Do Sol Quadrado ao Sol Redondo
Minha imaginação é fértil, mas não o suficiente para imaginar qual é a sensação de estar numa cela como prisioneiro, independentemente da razão ou das razões que me levaram para aquele lugar. Mas farei uma tentativa, ainda que inútil, de imaginar essa situação...
Criminoso comum, vítima de algum regime opressor, réu de uma acusação equivocada, prisioneiro de algum contexto factual ou psicológico ou até de um acidente natural (a queda num poço ou o soterramento parcial numa caverna, por exemplo) e impedido de respirar e se deslocar com liberdade, eu perderia o sétimo sentido: A razão.
A razão de viver se esvai nessa privação de liberdades física e mental, por mais que se recomende o exercício da frieza emocional e da paciência, do autocontrole e da confiança na recuperação.

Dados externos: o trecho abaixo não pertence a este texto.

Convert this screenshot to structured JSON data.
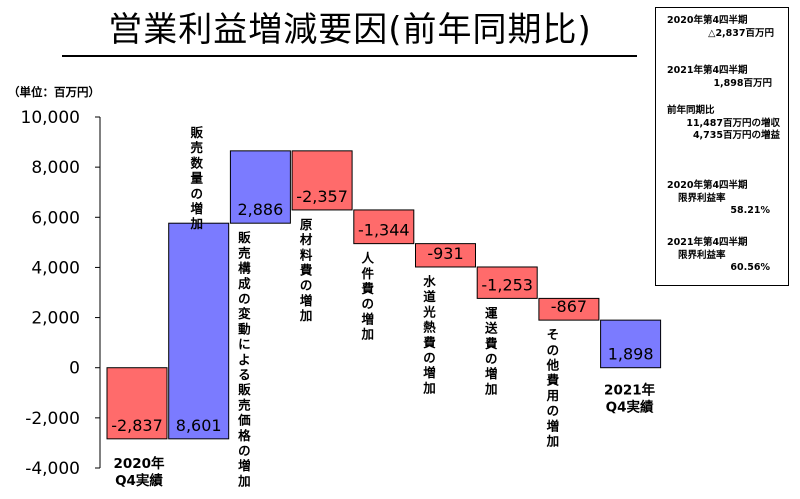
{
  "title": "営業利益増減要因(前年同期比)",
  "unit_label": "（単位：百万円）",
  "info_box": {
    "prev": {
      "label": "2020年第4四半期",
      "value": "△2,837百万円"
    },
    "curr": {
      "label": "2021年第4四半期",
      "value": "1,898百万円"
    },
    "yoy": {
      "label": "前年同期比",
      "line1": "11,487百万円の増収",
      "line2": "4,735百万円の増益"
    },
    "margin_prev": {
      "label": "2020年第4四半期",
      "sub": "限界利益率",
      "value": "58.21%"
    },
    "margin_curr": {
      "label": "2021年第4四半期",
      "sub": "限界利益率",
      "value": "60.56%"
    }
  },
  "colors": {
    "increase": "#7b7bff",
    "decrease": "#ff6b6b",
    "total": "#7b7bff"
  },
  "chart_data": {
    "type": "waterfall",
    "title": "営業利益増減要因(前年同期比)",
    "ylabel": "（単位：百万円）",
    "ylim": [
      -4000,
      10000
    ],
    "yticks": [
      "10,000",
      "8,000",
      "6,000",
      "4,000",
      "2,000",
      "0",
      "-2,000",
      "-4,000"
    ],
    "grid": false,
    "steps": [
      {
        "category": "2020年 Q4実績",
        "value": -2837,
        "label": "-2,837",
        "kind": "total",
        "color_kind": "decrease"
      },
      {
        "category": "販売数量の増加",
        "value": 8601,
        "label": "8,601",
        "kind": "delta"
      },
      {
        "category": "販売構成の変動による販売価格の増加",
        "value": 2886,
        "label": "2,886",
        "kind": "delta"
      },
      {
        "category": "原材料費の増加",
        "value": -2357,
        "label": "-2,357",
        "kind": "delta"
      },
      {
        "category": "人件費の増加",
        "value": -1344,
        "label": "-1,344",
        "kind": "delta"
      },
      {
        "category": "水道光熱費の増加",
        "value": -931,
        "label": "-931",
        "kind": "delta"
      },
      {
        "category": "運送費の増加",
        "value": -1253,
        "label": "-1,253",
        "kind": "delta"
      },
      {
        "category": "その他費用の増加",
        "value": -867,
        "label": "-867",
        "kind": "delta"
      },
      {
        "category": "2021年 Q4実績",
        "value": 1898,
        "label": "1,898",
        "kind": "total"
      }
    ],
    "category_lines": [
      [
        "2020年",
        "Q4実績"
      ],
      [
        "販売数量の増加"
      ],
      [
        "販売構成の変動による販売価格の増加"
      ],
      [
        "原材料費の増加"
      ],
      [
        "人件費の増加"
      ],
      [
        "水道光熱費の増加"
      ],
      [
        "運送費の増加"
      ],
      [
        "その他費用の増加"
      ],
      [
        "2021年",
        "Q4実績"
      ]
    ]
  }
}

Onde e como esteja, o prisioneiro observa os primeiros raios do sol nascente pela pequena janela gradeada de ferro, imaginária ou real. Seus pensamentos fluem em busca do oxigênio da liberdade por cada fenda possível.
“Aqui estou –reflete- como ave engaiolada, como fera na jaula, isolado de tudo e de todos, condenado irremediavelmente à morte vil, sem que ninguém e nada ouçam os meus gemidos e me libertem”.
Por alguns segundos, sente a morte chegando, mas tenta afastá-la invocando imagens confusas de sua vida, como as de sua mãe sorrindo, seu pai ralhando, seus irmãos brincando, seus jovens amigos jogando bola, sua amada nos seus braços, seus filhos lhe acariciando... Mas, a morte continua à espreita, indiferente à sua reação.
Sua respiração ofegante faz pulsar seu coração em ritmo acelerado, e frio suor escorre de sua fronte... As pernas trêmulas obrigam-no a ficar ajoelhado, com as mãos no peito, como à espera do golpe fatal.
Nesse instante, nada faz algum sentido, a não ser o vazio da escuridão, porque os olhos não mais se abrem em busca do sol que nasce quadrado. Seus pensamentos não fluem mais em busca do oxigênio da liberdade, da luz, dos sons, das cores, do perfume exalado pelas flores lá fora...
Estático, naquela posição de ser imolado, sente que a morte o abraça e o leva...
Transfigurado, ele experimenta súbito alívio. Já não mais sofre as agruras de prisioneiro. Sente o oxigênio da liberdade penetrar seus pulmões,revolver seu sangue e suas emoções e agitar sua mente.
Assustado com tamanha transformação, ele abre os olhos e constata que ainda continua de joelhos e vivo dentro do cárcere. Levanta-se, olha ao redor, e não vê mais a morte credora com seu alfanje de cobre.
Esfrega as suas mãos, belisca seus braços, cofia os cabelos, toca levemente com o dedo indicador a parede da cela, como se não estivesse acreditando que ainda está vivo. Na língua seca, um gosto estranho de absinto.
Um pardal pousa na grade da janela, com um ramo de capim no bico, e espia curioso o interior da cela... Ainda atônito, o prisioneiro observa o passarinho inquieto, mas ele bate as asas e desaparece.
“Sim... estou vivo - conclui o prisioneiro.”
Lá fora, o sol redondo já brilha com mais intensidade, aquecendo a manhã e despertando no prisioneiro a vontade de resistir e de superar as suas dores, num milagre de morte e ressurreição.